Autopsy (Kay Scarpetta, #25)(56)
Shiny steel surfaces and fire-retardant white Nomex look spray-painted as if a paperweight filled with gory snowflakes has been shaken up, the wet blood sticking to whatever it hits. Then much of it flaking off, drifting, never settling when drying, and I can imagine what the air filters are like. Ruined, comes to mind.
“It would appear that both crewmates are deceased.” Anni states what couldn’t be more obvious, and she and Chip look braver than they must feel.
“Try not to bump into them.” I address the live feed on the data wall.
The inside of the orbiter lab is cramped quarters with plenty of hard objects and sharp corners.
“We don’t want to send them banging into you or anything else,” I explain.
The dead bodies may be weightless but they still have mass, and crashing into people and metal objects can do some real damage.
“We’ll move really slowly, trying not to disturb them,” Chip says, and there’s no scientific procedure or instrument that can help me reconstruct what happened.
“I’m afraid we’re going to have to resort to rather primitive technology,” I warn the Situation Room.
No one is talking now, transfixed by the horror on the data walls.
MOST IMPORTANT IS KNOWING how and when they were injured, I tell my hushed audience around the table.
That’s going to be next to impossible under the circumstances. We’re able to do but so much without video or audio recordings. We have no real data to tell us where the crewmates were, and what they were doing when they were injured.
“There’s no point of origin, no bloodstain patterns that make sense,” I continue to explain. “Meaning I can’t retrace their steps so to speak, and I don’t see anything that’s telling me much so far, including where they died.”
Possibly it was inside the airlock they’d managed to reenter after their spacewalk, assuming it ever occurred, and there’s no evidence of it. Over time their bodies may have been displaced by currents of air. Ending up in the lab section, they drifted about, bumping into bundles of cables that run along a ceiling and walls crammed with computer racks and other hardware.
On countertops are refrigerator and freezer compartments, also 3-D laser bioprinters I recognize as the type used to create human tissue. It could be skin, bone, blood vessels, organs or limbs that have been seeded with human stem cells. The three-dimensional structures can be built without scaffolds in the absence of gravity, and to date there’s no way to escape it on Earth.
The best we can do is brief intervals aboard a Zero-G jet flying extreme parabolic profiles with astronauts, researchers and other scientists like me onboard. I know what it feels like to float, and what happens to fluids and other evidence in such conditions. Microgravity is disastrous for crime scenes but ideal for producing complicated organs and other soft tissue.
There could be other top secret orbiters besides Thor’s, a new kind of body farm where we create life instead of studying what death does to us. I’ve been aware of the technologies for a while. But I didn’t know the work was being done in space already, and it would seem Jared Horton didn’t make his getaway without raiding the store.
Every plexiglass container we’re seeing is empty, and there’s no telling what he absconded with while leaving a weightless trail. As Anni and Chip move around, we get glimpses of a human-made heart drifting along the ceiling like an escaped party balloon. The 3-D printed organ looks real enough although I doubt it’s fully functioning yet. The same with the kidney, the ear, and possibly a bladder wafting on loud blowing air, the fans never stopping in microgravity.
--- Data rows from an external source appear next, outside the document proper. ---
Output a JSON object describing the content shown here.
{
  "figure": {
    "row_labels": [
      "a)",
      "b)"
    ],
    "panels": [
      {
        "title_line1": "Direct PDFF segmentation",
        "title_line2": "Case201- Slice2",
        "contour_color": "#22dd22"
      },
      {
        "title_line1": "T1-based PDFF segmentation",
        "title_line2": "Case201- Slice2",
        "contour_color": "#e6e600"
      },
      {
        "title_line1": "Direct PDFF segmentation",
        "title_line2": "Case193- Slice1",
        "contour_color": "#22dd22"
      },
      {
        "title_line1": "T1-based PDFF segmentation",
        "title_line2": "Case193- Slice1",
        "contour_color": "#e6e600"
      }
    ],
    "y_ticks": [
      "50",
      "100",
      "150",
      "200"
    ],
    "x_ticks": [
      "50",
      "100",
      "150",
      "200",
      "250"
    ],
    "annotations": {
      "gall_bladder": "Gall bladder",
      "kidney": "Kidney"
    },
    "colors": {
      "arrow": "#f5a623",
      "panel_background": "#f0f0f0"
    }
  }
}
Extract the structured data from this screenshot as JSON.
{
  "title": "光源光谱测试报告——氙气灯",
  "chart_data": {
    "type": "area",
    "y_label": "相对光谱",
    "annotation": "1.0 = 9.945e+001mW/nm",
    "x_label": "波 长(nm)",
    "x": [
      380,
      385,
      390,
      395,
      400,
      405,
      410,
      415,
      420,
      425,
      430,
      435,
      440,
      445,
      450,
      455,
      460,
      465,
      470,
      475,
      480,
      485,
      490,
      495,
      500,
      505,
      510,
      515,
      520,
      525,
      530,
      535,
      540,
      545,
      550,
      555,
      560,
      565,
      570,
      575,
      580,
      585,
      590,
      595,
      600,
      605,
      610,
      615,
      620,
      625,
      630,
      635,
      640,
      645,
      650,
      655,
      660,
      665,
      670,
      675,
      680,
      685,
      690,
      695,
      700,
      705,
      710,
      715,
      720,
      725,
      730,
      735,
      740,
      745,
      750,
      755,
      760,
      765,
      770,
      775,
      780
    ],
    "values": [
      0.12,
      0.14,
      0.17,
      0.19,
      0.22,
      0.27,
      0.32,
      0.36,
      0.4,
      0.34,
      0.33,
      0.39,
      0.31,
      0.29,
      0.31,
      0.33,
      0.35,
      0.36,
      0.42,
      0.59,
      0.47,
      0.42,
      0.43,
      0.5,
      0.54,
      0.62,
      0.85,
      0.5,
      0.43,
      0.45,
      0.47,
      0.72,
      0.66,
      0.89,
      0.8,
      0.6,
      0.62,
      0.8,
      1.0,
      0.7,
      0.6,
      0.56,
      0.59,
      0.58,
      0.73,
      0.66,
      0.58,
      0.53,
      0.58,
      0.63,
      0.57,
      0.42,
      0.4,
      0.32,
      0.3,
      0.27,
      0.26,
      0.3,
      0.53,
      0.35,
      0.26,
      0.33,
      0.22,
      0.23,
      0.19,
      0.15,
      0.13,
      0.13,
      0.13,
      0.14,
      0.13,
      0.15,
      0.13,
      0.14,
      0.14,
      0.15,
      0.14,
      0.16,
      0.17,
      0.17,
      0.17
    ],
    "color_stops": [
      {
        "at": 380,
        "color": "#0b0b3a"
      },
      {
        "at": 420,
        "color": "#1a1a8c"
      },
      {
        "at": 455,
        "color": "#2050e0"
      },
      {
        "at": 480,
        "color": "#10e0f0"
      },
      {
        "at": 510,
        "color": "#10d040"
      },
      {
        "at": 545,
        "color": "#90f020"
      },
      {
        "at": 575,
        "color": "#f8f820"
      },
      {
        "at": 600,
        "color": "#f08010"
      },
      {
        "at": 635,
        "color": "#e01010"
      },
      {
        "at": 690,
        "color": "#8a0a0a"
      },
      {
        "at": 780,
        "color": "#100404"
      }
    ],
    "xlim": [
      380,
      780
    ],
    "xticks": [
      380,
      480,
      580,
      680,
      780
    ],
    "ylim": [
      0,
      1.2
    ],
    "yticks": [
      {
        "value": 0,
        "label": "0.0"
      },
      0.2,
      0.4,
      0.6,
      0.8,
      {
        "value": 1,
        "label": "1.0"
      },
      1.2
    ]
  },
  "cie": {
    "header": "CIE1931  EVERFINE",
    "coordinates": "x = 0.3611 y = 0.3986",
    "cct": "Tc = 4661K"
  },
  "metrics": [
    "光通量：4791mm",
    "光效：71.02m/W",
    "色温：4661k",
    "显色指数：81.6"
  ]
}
Otherwise, gases like everything else will float in place, carbon dioxide forming a deadly bubble around one’s head. That’s not what killed the crewmates. They didn’t asphyxiate as they exsanguinated, slipping into unconsciousness. They may have aspirated their own blood as it followed skin surface tension, creeping over the neck, the mouth, the nose like ectoplasm.
“I’m going to need you to check a few things for me,” I let Anni and Chip know, starting with the usual postmortem changes.
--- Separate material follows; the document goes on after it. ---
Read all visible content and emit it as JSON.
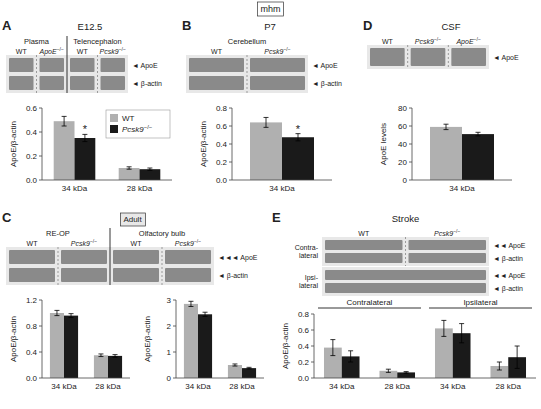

I tell them what to look for, and moving close to the female’s long-johns-clad body, Anni tries an unwilling arm. Rigor mortis is fully set, weightlessness having no effect on that. But there won’t be the telltale dusky discoloration caused by livor mortis, the settling of noncirculating blood due to gravity.
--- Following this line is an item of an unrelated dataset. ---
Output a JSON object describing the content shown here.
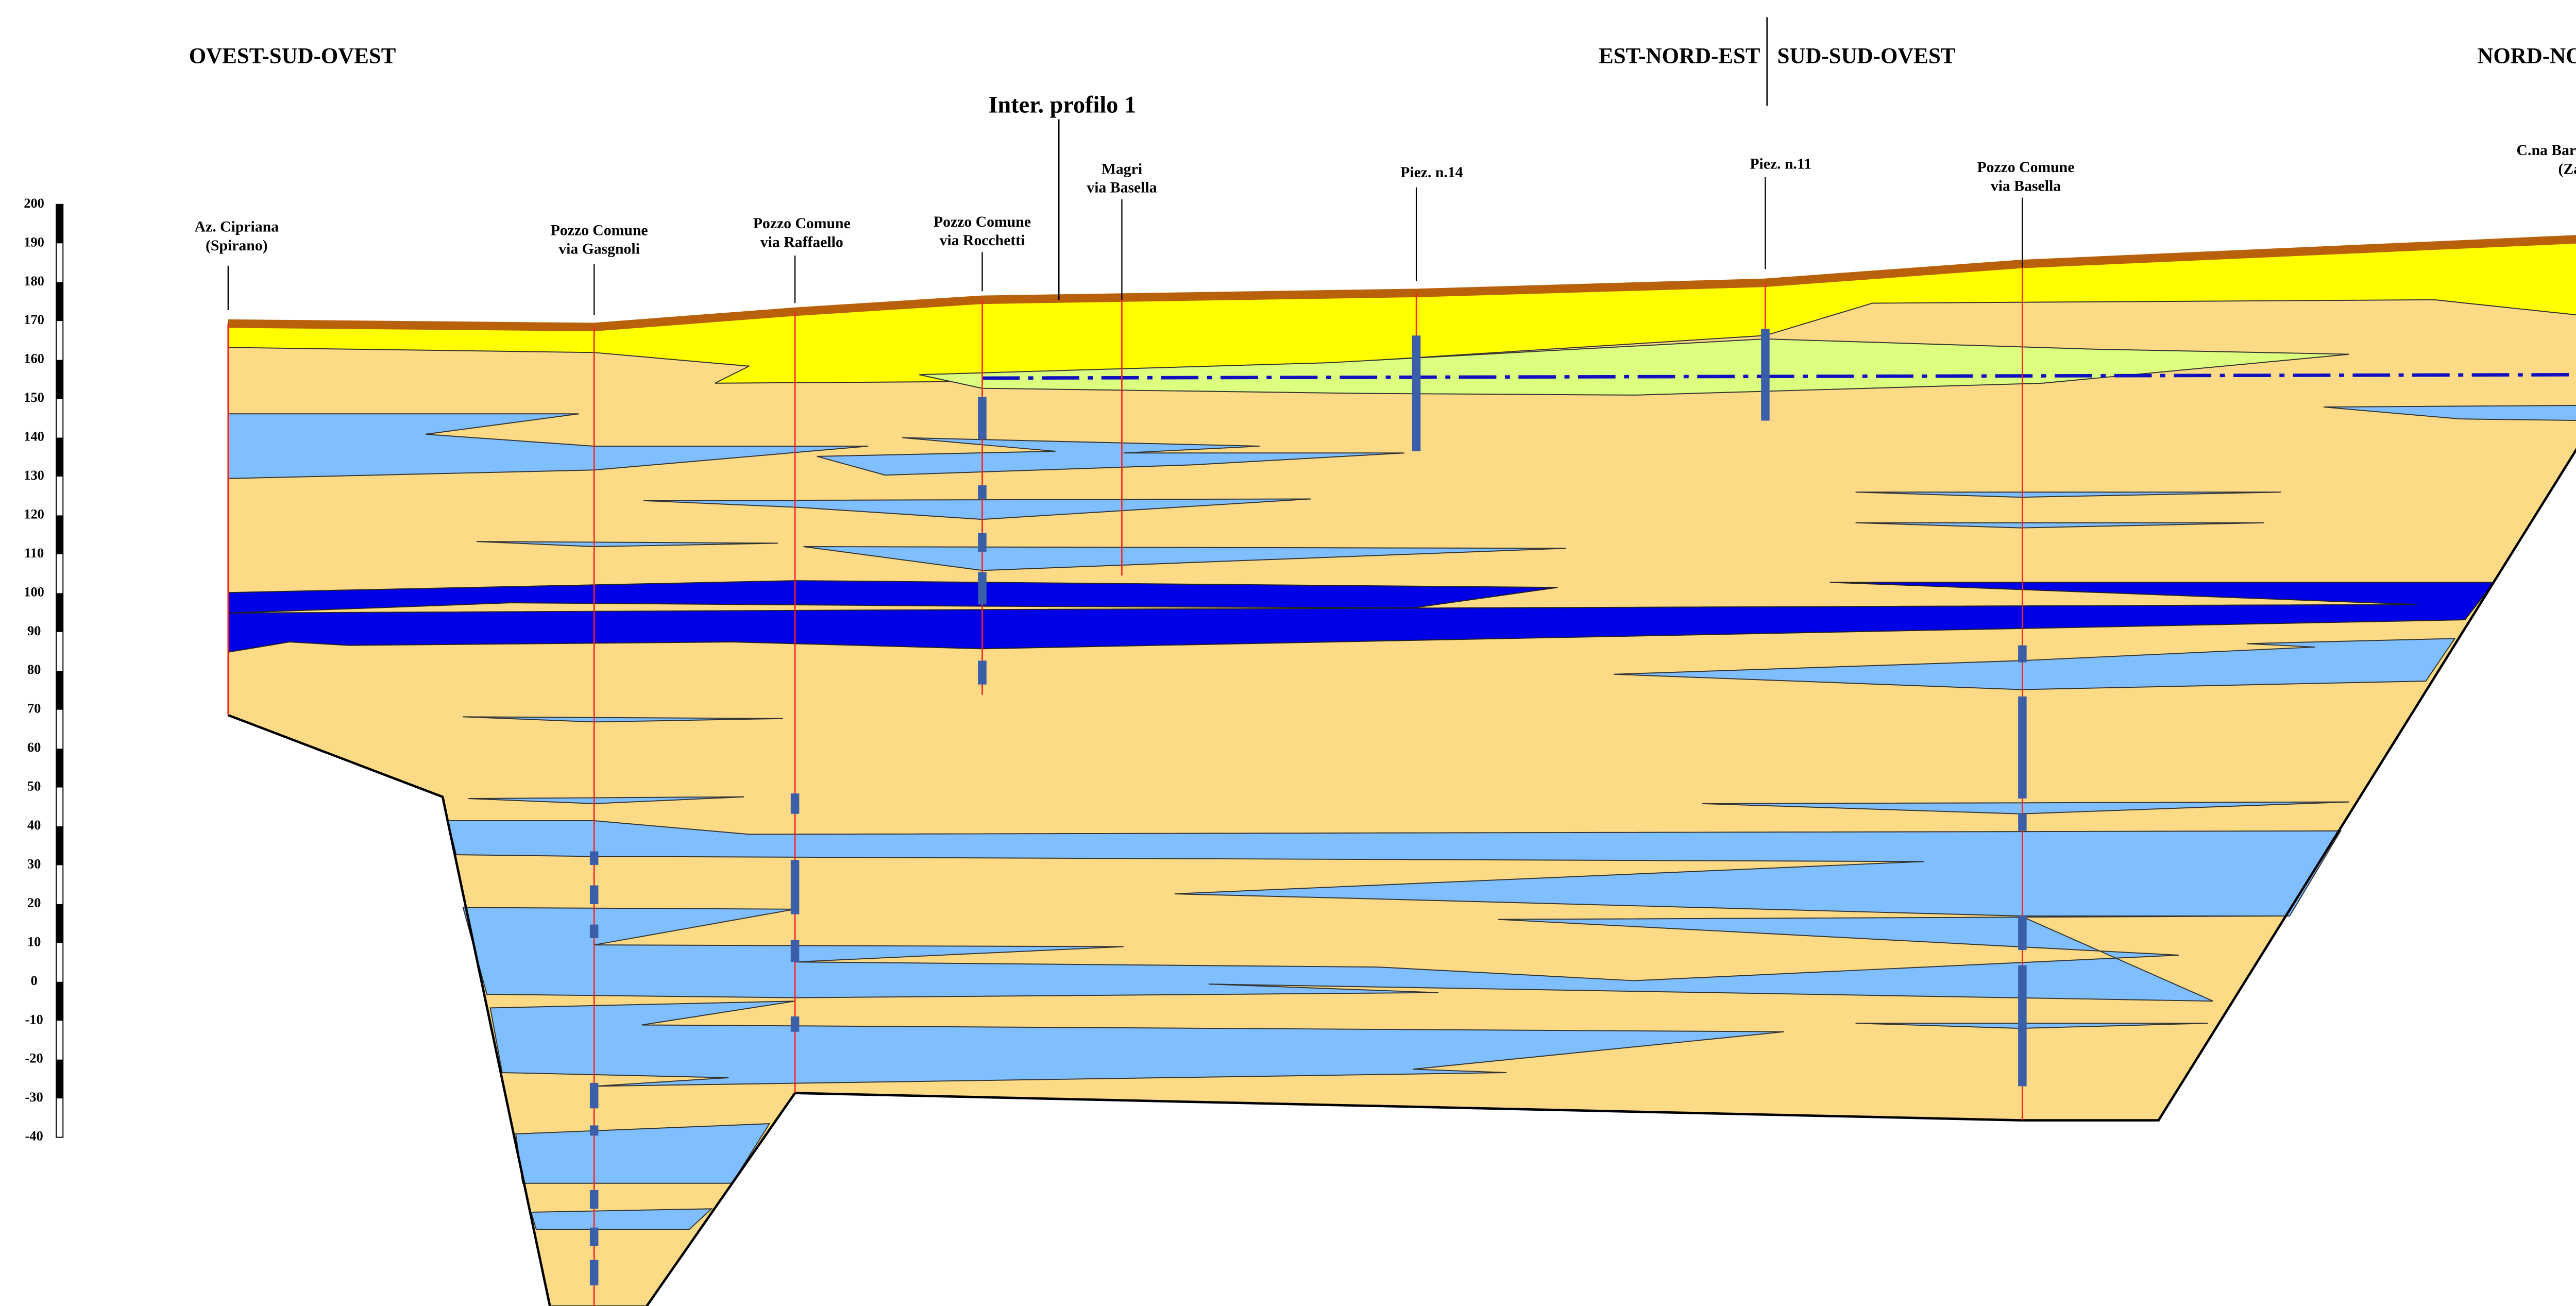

That would tell you if a body was moved after death, and in this case the answer is yes. In fact, the bodies haven’t stopped moving on the blowing air, and I haven’t a clue what position they were in originally.
“I need one of you to turn them very slowly so I can take a good look from every angle,” I explain.
“Wilco,” Anni says.
“While she’s doing that,” I tell Chip, “I’d like you to find the spacesuits they were wearing on their spacewalk.”
“They should be in the airlock.” He looks around to get his bearings. “Going there now, will tell you what I find.”
“I’d like to see for myself, please,” I reply.
“Copy. I’ll show you the suits on camera.” Changing his trajectory with the gentlest touch, he follows the lights along the blood-tinged ceiling.
Floating upright through a gory haze of particulate, he’s literally walking on air, passing through the galley with its Nomex bags of space food Velcroed and bungee-corded in place. He slings a left, gliding past exercise equipment that prevents muscle and bone from atrophying during long missions.